The group came into in November last year when then region's dominant terror cell Ansar Bait al-Maqdis defected from Al Qaeda and pledged allegiance to ISIS' leader Abu Bakr al-Baghdadi. 

The same group are also known to operate inside the Gaza Strip, being the main representative for ISIS' interests in the Palestinian conflict. 

Yesterday the group fired rockets in the direction of an airport in the Sinai peninsula used by multinational peacekeeping forces, security sources said, adding that there were no casualties.

The group claimed responsibility for the attack on several Twitter accounts linked to it.

Details of the attack, however, could not be immediately confirmed with some security sources saying the rockets fell inside the airport and others saying they fell outside.
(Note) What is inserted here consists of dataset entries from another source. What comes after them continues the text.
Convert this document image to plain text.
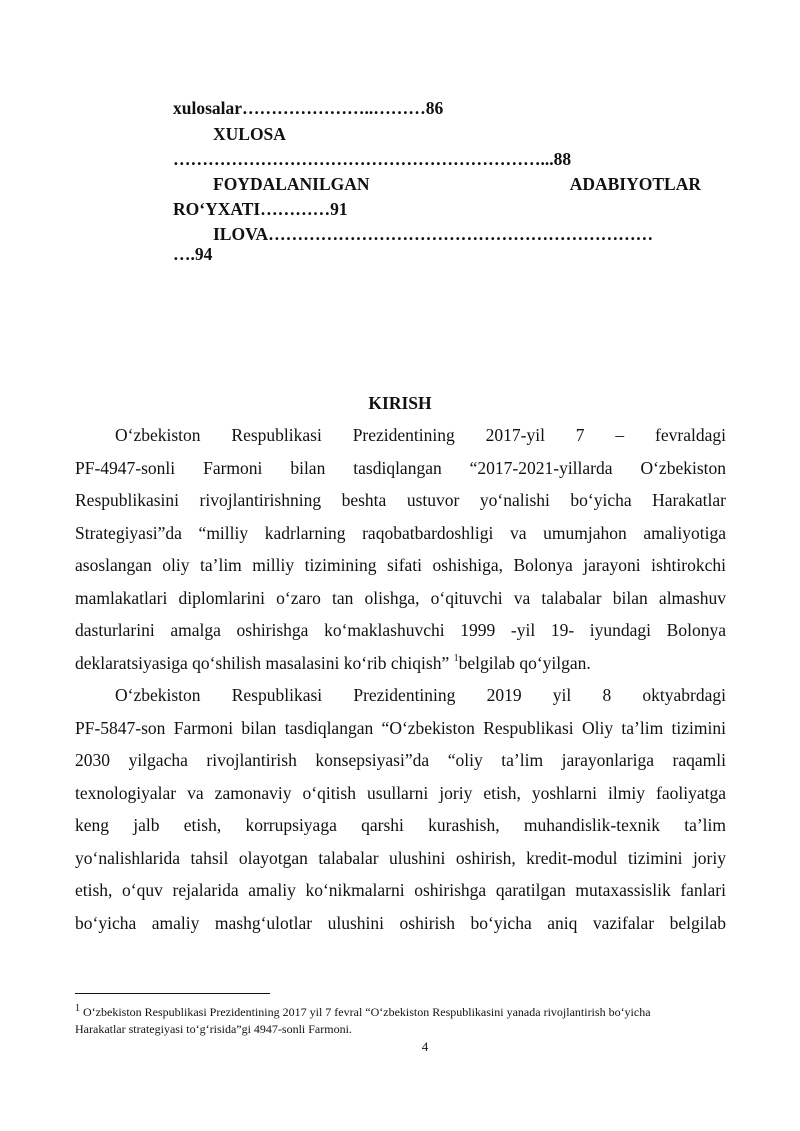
xulosalar…………………..………86
XULOSA
………………………………………………………...88
FOYDALANILGAN	ADABIYOTLAR
RO‘YXATI…………91
ILOVA…………………………………………………………
….94
KIRISH
O‘zbekiston Respublikasi Prezidentining 2017-yil 7 – fevraldagi
PF-4947-sonli Farmoni bilan tasdiqlangan “2017-2021-yillarda O‘zbekiston
Respublikasini rivojlantirishning beshta ustuvor yo‘nalishi bo‘yicha Harakatlar
Strategiyasi”da “milliy kadrlarning raqobatbardoshligi va umumjahon amaliyotiga
asoslangan oliy ta’lim milliy tizimining sifati oshishiga, Bolonya jarayoni ishtirokchi
mamlakatlari diplomlarini o‘zaro tan olishga, o‘qituvchi va talabalar bilan almashuv
dasturlarini amalga oshirishga ko‘maklashuvchi 1999 -yil 19- iyundagi Bolonya
deklaratsiyasiga qo‘shilish masalasini ko‘rib chiqish” $^1$belgilab qo‘yilgan.
O‘zbekiston Respublikasi Prezidentining 2019 yil 8 oktyabrdagi
PF-5847-son Farmoni bilan tasdiqlangan “O‘zbekiston Respublikasi Oliy ta’lim tizimini
2030 yilgacha rivojlantirish konsepsiyasi”da “oliy ta’lim jarayonlariga raqamli
texnologiyalar va zamonaviy o‘qitish usullarni joriy etish, yoshlarni ilmiy faoliyatga
keng jalb etish, korrupsiyaga qarshi kurashish, muhandislik-texnik ta’lim
yo‘nalishlarida tahsil olayotgan talabalar ulushini oshirish, kredit-modul tizimini joriy
etish, o‘quv rejalarida amaliy ko‘nikmalarni oshirishga qaratilgan mutaxassislik fanlari
bo‘yicha amaliy mashg‘ulotlar ulushini oshirish bo‘yicha aniq vazifalar belgilab
$^1$ O‘zbekiston Respublikasi Prezidentining 2017 yil 7 fevral “O‘zbekiston Respublikasini yanada rivojlantirish bo‘yicha
Harakatlar strategiyasi to‘g‘risida”gi 4947-sonli Farmoni.
4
Sinai is where multinational peacekeepers known as the Multinational Force & Observers (MFO) are based. The MFO was created as a result of the 1979 peace treaty between Egypt and Israel.

Egypt's government faces an Islamist insurgency based in Sinai and growing discontent with what critics perceive as heavy-handed security tactics.

Tweets from Twitter accounts linked to Sinai Province claimed responsibility for the last night's attack, saying it came in response to the police arresting a local woman.

ISIS' Sinai branch had so far focused its bombing and shooting attacks on members of Egypt's security forces.

The troops mounted Egypt's toughest crackdown on Islamists after the military removed President Mohamed Mursi of the Muslim Brotherhood from power following mass protests against his rule.

The group also released a recording in May urging attacks against members of the judiciary. 

The recording surfaced days after a court's decision to seek the death penalty for Mursi and followed the state's execution of six members of the cell for an attack on soldiers in Cairo last year.